Zahnprobleme beim Tauchen

Sinnvoll: Zahncheck vor dem Tauchurlaub

Ausrüstungscheck, Versicherungsabschluss und eine sportärztliche Untersuchung gehören für jeden begeisterten Taucher ganz selbstverständlich zur Reisevorbereitung. Kaum jemand rechnet damit, dass auch defekte Zahnfüllungen, unvollständige Wurzelkanalbehandlungen, dünner Zahnzement oder Prothesen zu ernsthaften Problemen unter Wasser führen können. Ein gründlicher Zahncheck ist daher eine notwendige Voraussetzung für den gelungenen Tauchurlaub.

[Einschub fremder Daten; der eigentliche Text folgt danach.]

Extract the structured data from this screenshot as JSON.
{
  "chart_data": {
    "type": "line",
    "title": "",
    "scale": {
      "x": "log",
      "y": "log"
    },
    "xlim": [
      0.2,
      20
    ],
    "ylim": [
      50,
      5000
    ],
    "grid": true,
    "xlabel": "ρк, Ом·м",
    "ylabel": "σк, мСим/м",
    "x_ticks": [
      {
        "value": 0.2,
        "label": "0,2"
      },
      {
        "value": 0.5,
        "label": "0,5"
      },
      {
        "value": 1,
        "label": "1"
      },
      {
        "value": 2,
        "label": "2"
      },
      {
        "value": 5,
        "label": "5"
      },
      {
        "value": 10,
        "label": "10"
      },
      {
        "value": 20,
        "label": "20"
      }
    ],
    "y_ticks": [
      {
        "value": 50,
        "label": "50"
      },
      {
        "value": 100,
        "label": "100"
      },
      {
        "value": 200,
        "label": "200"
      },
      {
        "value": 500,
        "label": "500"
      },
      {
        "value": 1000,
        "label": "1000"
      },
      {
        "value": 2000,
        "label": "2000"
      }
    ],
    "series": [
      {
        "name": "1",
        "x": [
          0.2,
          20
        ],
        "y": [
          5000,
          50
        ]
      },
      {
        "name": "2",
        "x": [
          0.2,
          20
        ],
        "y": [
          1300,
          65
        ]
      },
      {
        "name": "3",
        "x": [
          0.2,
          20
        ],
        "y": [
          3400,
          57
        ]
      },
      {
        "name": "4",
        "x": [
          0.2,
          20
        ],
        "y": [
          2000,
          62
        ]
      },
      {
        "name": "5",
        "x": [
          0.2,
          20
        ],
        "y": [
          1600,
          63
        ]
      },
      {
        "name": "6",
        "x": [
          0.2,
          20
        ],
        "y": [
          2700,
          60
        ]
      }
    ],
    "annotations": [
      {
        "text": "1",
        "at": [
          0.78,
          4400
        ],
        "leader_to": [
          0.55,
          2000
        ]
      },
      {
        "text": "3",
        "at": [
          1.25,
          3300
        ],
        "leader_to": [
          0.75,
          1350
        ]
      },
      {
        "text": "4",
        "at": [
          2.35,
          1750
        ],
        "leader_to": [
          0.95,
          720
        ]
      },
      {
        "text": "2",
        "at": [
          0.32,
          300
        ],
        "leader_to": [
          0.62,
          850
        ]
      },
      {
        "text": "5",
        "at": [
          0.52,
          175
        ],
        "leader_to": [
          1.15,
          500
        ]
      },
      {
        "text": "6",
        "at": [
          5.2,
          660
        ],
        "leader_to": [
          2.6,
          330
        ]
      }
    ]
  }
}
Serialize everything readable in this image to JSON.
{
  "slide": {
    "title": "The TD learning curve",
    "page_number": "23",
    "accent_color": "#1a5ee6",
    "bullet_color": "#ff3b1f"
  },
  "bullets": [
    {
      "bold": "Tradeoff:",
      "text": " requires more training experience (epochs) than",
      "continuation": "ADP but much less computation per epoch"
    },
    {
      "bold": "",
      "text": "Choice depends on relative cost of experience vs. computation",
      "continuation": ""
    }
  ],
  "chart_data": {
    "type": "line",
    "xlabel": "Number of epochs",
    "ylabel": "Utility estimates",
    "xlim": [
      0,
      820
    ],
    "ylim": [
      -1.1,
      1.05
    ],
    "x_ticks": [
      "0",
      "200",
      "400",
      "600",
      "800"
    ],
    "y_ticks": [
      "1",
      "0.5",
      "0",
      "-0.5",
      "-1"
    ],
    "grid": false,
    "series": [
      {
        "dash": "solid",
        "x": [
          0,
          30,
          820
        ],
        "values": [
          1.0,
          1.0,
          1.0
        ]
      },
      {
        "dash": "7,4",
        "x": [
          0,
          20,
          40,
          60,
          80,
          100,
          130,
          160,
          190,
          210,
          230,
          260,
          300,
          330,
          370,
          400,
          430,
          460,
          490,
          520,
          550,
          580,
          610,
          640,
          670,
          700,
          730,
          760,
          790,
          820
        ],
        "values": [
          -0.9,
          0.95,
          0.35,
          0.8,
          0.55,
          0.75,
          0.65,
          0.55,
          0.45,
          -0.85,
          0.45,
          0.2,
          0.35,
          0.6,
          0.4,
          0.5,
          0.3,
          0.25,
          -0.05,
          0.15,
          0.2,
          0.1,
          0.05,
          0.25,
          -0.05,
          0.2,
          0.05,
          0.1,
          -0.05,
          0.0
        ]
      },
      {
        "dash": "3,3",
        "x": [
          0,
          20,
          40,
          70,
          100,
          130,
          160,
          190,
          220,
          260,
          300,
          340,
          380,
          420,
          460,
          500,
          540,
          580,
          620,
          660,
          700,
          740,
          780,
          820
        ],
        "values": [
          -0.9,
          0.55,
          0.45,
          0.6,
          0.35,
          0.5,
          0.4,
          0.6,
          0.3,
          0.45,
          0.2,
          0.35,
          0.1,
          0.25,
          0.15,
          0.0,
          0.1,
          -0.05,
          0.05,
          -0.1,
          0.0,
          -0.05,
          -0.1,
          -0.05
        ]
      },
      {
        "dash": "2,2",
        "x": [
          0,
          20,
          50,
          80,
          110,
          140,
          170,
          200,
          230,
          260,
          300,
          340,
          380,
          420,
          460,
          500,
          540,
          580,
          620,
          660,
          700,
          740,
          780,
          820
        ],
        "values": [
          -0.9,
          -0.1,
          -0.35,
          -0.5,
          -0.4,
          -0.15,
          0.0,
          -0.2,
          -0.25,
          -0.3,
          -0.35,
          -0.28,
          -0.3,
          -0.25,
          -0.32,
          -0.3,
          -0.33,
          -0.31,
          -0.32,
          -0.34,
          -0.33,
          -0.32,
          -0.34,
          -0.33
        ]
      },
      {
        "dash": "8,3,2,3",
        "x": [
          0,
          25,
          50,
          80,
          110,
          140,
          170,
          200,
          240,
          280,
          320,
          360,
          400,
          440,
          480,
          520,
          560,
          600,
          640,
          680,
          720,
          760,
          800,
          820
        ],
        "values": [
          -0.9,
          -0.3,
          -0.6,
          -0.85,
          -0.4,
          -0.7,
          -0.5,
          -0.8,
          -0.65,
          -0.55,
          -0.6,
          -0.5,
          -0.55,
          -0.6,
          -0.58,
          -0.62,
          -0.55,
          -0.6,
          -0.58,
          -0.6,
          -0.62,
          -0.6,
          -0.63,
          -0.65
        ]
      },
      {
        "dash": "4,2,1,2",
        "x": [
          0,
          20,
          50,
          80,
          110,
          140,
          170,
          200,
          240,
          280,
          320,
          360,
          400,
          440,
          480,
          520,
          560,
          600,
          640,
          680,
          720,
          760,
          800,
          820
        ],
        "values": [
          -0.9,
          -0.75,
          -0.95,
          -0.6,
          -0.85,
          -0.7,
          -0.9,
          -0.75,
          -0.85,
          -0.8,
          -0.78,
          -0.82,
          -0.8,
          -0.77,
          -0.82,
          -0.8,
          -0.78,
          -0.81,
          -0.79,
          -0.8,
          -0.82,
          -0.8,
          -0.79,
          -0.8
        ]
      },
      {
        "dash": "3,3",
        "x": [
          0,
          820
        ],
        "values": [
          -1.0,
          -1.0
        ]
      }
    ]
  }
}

Bei einem Tauchgang wirkt der Druck des Wassers auf die luftgefüllten Hohlräume des Körpers ein, indem er die eingeschlossene Luft zusammendrückt. Umgekehrt dehnt sich die unter Druck komprimierte Luft beim Aufstieg an die Oberfläche wieder aus. Werden die Druckänderungen aufgrund einer mangelhaften Belüftung von Hohlräumen nicht oder nicht in ausreichendem Umfang ausgeglichen, kann es zu Über- bzw. Unterdruckverletzungen kommen.

Zähne unter Druck

Dies kann auch Auswirkungen auf die Zähne und den Zahnhalteapparat haben. So können von den Kieferhöhlen, die so dicht an den oberen Backenzähnen liegen, dass Druck auf die Zahnwurzeln übertragen wird, Schmerzimpulse ausgehen. Vor allem aber können durch Risse in defekten Füllungen, Karies, durch eine nicht perfekt eingepasste Zahnprothetik, unvollständige Wurzelkanalbehandlungen oder dünnen Zahnzement luftgefüllte Hohlräume im Mund entstehen. Auch das Ziehen eines Zahns oder kieferchirurgische Eingriffe können Gaseinschlüsse im Gewebe verursachen. In manchen Fällen reichen die beim Tauchen auftretenden Druckunterschiede aus, um Füllungen zu lösen und einen Zahn zu brechen oder regelrecht explodieren zu lassen.

Probleme mit Prothesen

Bei Prothesenträgern kann es zu Problemen mit dem Atemregler kommen, da häufig der Unterkiefer vorgeschoben werden muss, um das Mundstück festzuhalten. Durch den Druck auf die vorderen Zähne werden die hinteren Zähne abgehoben. Ganz- oder Teilprothesen können verrutschen und dadurch Reizungen und Schmerzen auftreten. Im schlimmsten Fall kann die Prothese verloren gehen oder gar in die Atemwege geraten.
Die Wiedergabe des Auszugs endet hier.